Something interesting I found on the internet . ..
This is a cool test, I am not against it, just found this comment interesting
""A Fun Linguistic Internet Scam
I ran into a thread on an internet board I frequent that replicated a "test" that is circulating now. It starts off this way: "At the end of this post, you will be asked a question. Answer it immediately. Don't stop and think about it. Just say the first thing that pops into your mind This is a fun "test"... AND kind of spooky at the same time! Give it a try."
Following this is a series of ten or so addition problems that are placed apart from each other by a gob of carriage returns to slow the reader down. Then comes the "question": "QUICK! THINK ABOUT A COLOR AND A TOOL!" We are then told
"You just thought about a red hammer, didn't you? If this is not your answer, you are among 2% of people who have a different kind of mind."
On my board a number of participants including me reported that they got "red" and "hammer." Blue came up with some and a few other tools came up.
Does this "test" separate out two different types of minds? The answer is, "No." I have given this sort of "test" (without including addition problems) a number of times in classes I have taught to illustrate the Prototype Theory of word meaning (or of concept formation).
The philosopher Ludwig Witgenstein argued in his "Philosophical Investigations" that the sorts of things that a word refers to cannot be characterized by a set of properties shared by all of the things it refers to. He noted that any such set of properties for the word "game" would inevitably include some things that aren't games and exclude some things that are. Not infrequently on sports talk shows, for instance, the question whether or not this or that activity (say, ice skating) is a sport comes up. Never can the hosts come up with an answer that pleases everyone. Wittgensten argued instead that the things that the word "game" refers to enjoy a set of family resemblances to each other based on the properties that they share.

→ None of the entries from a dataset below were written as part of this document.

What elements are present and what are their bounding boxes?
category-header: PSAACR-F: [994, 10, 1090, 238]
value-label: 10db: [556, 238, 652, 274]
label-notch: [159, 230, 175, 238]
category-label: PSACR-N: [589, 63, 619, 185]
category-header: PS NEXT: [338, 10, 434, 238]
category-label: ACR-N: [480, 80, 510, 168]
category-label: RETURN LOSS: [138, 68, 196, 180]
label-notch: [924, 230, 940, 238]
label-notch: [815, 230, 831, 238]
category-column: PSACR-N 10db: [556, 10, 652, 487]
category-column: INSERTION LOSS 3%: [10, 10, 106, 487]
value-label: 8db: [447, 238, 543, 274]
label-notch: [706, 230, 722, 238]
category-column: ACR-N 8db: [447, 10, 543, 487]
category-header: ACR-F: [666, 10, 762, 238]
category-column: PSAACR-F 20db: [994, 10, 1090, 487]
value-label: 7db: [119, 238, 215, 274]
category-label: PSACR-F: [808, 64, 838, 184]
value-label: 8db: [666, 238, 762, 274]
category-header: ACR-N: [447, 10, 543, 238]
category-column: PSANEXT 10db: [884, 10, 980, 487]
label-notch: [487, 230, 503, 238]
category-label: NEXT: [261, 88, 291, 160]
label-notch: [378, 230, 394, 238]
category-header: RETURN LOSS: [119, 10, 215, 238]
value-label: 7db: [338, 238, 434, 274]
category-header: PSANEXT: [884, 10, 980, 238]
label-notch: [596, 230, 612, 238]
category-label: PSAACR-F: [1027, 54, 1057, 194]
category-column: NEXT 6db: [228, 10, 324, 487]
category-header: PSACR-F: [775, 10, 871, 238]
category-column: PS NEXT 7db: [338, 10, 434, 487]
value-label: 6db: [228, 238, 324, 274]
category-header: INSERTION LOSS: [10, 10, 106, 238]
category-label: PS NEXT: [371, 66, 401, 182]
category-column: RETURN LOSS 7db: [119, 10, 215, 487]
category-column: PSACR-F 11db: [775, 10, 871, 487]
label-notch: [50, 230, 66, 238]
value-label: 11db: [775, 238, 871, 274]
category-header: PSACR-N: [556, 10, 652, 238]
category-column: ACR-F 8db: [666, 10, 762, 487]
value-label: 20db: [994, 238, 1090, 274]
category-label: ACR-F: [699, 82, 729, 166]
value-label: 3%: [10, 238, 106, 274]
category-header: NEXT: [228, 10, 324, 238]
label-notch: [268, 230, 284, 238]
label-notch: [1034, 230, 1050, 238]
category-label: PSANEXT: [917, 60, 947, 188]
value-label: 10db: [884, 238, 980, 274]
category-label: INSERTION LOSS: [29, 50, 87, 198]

Prototype Theory takes the position that in learning a word, we are taught (or discover for ourselves) a single or sometimes a couple of primary exemplars of the set of things the word refers to. When we learn the word "bird" we pick out robins, for instance, as exemplars of the set of birds with other birds deviating from it to varying degrees and in varying ways. Close to it would be cardinals and sparrows. Further away would be seagulls. At the remotest end would be penguins, perhaps. In my classes, when I would give the "red hammer" test, I might ask some students to name a type of bird and others to draw a bird. The word "robin" came up most frequently and drawings of a bird almost invariably showed a robin-like bird standing, rather than flying.
What the "red hammer" test proves is that "red" is the paradigmatic color for people (and not just for English speaking people) and "hammer" is the paradigmatic kind of tool. So, those who see the "red hammer" test as separating out two types of “minds” are being conned."